Mount Industry School Garden (MISG) The Mount Industry School Garden was initiated in 2015 as a joint venture between the Rio Pedro Valley Watershed Management and Development Council (RPVW- MDC), the 4H Clubs, the Optimist Club and the Medicinal Plant Research Group (MPRG) of the Biotechnology Centre, UWI Mona Campus. Since 2022 several plants have been donated to this garden, this continued in January 2023. Youth Yam Farmers Training Program (YYFTP) at Jupiter Hill A request came in December 2022 from the Rio Pedro Valley Watershed Management and Development Council (RPVWMDC) to extend the successful field testing done in St Catherine (Glengoffe, Harker’s Hall) with tissue cultured pineapple between 2006–2009 to yam (Dioscorea spp). A field site was been identified at Harker’s Hall, St Catherine. The training will take on a structured approach with Academics to Farmers, Farmers to Academics, Farmers to Farmers, and from the elders to the youth on all matters yam.
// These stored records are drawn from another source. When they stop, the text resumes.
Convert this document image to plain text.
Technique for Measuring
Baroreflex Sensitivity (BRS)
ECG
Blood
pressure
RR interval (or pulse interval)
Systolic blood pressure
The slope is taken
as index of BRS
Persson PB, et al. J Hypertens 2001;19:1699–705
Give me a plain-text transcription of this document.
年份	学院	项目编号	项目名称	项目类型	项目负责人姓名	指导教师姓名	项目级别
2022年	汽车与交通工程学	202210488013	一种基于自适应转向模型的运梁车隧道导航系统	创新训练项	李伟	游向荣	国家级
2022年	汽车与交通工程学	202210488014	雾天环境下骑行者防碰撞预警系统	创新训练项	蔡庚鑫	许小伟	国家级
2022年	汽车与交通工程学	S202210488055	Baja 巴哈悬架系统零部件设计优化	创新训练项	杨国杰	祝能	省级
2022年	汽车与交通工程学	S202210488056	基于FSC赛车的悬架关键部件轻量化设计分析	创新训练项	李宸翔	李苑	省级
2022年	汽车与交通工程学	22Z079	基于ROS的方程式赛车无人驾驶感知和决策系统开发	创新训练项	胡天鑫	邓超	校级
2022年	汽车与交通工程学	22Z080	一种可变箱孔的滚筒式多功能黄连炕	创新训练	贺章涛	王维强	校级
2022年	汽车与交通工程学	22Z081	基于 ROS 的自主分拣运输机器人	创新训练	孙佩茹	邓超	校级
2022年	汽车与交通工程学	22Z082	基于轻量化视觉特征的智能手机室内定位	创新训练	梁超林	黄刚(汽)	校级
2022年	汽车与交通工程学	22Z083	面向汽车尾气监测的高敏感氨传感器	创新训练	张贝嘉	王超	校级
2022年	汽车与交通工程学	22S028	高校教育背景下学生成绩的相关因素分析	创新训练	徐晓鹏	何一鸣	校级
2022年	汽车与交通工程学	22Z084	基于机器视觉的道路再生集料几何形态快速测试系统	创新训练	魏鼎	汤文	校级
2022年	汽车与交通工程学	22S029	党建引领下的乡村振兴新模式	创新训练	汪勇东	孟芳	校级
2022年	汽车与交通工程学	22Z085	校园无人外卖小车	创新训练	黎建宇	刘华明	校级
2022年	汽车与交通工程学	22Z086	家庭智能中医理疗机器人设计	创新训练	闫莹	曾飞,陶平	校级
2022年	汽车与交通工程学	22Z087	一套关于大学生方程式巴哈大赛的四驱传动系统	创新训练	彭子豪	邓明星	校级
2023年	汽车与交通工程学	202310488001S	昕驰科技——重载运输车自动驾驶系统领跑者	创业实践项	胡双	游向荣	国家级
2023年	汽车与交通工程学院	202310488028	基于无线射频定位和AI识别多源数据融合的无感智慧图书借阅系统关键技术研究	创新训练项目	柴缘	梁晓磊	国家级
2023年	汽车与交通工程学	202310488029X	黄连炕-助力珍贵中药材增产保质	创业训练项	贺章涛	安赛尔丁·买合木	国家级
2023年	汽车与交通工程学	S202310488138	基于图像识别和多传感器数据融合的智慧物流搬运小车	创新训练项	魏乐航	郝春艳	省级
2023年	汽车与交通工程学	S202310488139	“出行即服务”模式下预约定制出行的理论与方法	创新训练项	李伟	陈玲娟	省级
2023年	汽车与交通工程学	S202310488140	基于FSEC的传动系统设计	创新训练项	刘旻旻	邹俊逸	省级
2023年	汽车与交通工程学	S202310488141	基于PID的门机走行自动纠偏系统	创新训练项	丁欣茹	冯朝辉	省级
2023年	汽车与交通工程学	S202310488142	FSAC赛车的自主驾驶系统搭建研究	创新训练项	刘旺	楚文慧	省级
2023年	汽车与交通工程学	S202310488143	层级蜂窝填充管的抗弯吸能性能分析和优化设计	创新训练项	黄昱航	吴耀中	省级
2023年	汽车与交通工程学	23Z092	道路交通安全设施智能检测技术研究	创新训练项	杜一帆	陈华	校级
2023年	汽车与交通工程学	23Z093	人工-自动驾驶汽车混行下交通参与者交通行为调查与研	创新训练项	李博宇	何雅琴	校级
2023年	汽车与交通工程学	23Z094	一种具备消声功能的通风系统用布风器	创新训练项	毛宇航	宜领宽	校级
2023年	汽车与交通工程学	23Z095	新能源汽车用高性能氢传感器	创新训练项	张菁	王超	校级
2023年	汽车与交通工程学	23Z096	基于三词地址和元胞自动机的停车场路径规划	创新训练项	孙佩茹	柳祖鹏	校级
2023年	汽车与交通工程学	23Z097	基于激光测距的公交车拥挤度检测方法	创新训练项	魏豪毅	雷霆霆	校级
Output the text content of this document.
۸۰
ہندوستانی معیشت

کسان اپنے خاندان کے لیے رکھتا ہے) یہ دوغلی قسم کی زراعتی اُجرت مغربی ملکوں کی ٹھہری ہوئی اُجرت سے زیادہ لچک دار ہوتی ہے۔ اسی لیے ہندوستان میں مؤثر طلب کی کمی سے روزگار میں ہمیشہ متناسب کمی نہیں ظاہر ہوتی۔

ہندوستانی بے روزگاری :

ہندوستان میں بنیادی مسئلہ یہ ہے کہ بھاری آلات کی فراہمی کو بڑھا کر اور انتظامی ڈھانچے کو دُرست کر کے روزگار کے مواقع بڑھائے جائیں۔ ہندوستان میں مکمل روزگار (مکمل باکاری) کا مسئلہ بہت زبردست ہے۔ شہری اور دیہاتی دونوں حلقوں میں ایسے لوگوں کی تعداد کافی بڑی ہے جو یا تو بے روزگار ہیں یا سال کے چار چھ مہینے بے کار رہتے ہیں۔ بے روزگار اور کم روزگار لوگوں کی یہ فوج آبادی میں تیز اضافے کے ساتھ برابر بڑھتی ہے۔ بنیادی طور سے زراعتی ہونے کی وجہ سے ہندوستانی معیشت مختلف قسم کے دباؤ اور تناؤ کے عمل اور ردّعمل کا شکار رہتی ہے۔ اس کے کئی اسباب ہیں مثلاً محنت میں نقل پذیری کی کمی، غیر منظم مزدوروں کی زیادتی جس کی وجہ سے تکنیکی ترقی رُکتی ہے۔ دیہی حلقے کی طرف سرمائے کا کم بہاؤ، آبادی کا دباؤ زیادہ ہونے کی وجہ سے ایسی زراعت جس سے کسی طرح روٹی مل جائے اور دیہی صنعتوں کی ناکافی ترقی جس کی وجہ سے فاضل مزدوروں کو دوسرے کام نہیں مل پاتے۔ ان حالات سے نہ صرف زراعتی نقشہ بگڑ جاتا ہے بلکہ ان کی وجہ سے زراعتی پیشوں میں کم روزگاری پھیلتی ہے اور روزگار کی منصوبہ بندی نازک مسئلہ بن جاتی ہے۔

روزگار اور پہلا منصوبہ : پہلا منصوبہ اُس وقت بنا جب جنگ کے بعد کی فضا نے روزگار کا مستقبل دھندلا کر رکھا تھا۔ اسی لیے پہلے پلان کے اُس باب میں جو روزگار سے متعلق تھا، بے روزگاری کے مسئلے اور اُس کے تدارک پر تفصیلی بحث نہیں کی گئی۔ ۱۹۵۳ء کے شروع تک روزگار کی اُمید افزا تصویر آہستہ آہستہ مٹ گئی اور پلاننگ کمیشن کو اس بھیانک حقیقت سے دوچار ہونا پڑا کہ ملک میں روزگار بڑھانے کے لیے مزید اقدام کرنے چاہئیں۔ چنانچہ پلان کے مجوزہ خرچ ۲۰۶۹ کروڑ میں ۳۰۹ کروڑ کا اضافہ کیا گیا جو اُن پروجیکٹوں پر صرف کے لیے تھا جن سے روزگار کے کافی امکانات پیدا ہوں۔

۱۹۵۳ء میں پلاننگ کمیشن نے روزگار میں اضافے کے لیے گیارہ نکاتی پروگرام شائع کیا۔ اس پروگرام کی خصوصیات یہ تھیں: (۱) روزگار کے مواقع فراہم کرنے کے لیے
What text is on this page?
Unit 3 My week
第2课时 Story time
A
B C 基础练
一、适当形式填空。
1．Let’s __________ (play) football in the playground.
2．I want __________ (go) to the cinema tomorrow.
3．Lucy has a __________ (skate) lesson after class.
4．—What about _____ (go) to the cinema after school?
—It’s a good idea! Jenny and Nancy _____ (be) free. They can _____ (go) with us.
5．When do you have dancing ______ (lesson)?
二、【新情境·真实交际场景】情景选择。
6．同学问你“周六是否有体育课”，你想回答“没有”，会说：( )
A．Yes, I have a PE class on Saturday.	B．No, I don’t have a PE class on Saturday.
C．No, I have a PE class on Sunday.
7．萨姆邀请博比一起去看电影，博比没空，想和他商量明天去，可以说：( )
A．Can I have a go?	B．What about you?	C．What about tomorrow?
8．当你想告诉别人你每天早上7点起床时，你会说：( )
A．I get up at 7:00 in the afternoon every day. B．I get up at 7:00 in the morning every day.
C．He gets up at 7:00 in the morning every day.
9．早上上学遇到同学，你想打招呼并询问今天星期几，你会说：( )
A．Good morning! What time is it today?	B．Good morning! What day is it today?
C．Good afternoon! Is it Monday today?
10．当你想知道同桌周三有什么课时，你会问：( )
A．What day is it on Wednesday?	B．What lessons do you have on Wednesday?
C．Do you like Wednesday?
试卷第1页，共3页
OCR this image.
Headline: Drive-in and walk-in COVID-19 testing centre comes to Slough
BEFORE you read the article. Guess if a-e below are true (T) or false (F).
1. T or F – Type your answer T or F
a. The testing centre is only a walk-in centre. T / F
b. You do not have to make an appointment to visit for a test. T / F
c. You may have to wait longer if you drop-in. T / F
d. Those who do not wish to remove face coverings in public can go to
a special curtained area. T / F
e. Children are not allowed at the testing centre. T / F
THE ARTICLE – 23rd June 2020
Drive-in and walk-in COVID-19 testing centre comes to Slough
Youth farmers are being identified by the RPV Elder Farmers (each participant has to complete a form). The motto of the program is ‘The Cost is Your Success and the Data You Collect ’ and was launched in January 2023. On January 13th, 2023, a field training session was carried out. The Elder farmers have been locating yam varieties for this project since December 2022. So far twelve (12) yam varieties from four (4) yam species have been donated for this project, which will be initiated into tissue culture.

OUTREACH

Yam Farmers Initiative A program to reach yam farmers was initiated by Dr Sylvia Mitchell in January 2023 in collaboration with a team of farmers in Harker’s Hall, St Catherine and endorsement by the St Catherine 4h Clubs. The program is named the Yam Youth Farmers Training Program and brings together academics, young and old yam farmers, and agricultural educators. This collaboration has proven a good route to take for outreach with several firsts being recorded (such as D. trifida true seeds being germinated in vitro). Several field farmer training days and presentations on this program have been accomplished. A new research cluster began in 2022, which has been named the ‘Caribbean Foods for Climate Justice Research Group’. The CFCJ has been successful at getting two projects funded, one which ended in February, 2022 and the other, which is still active.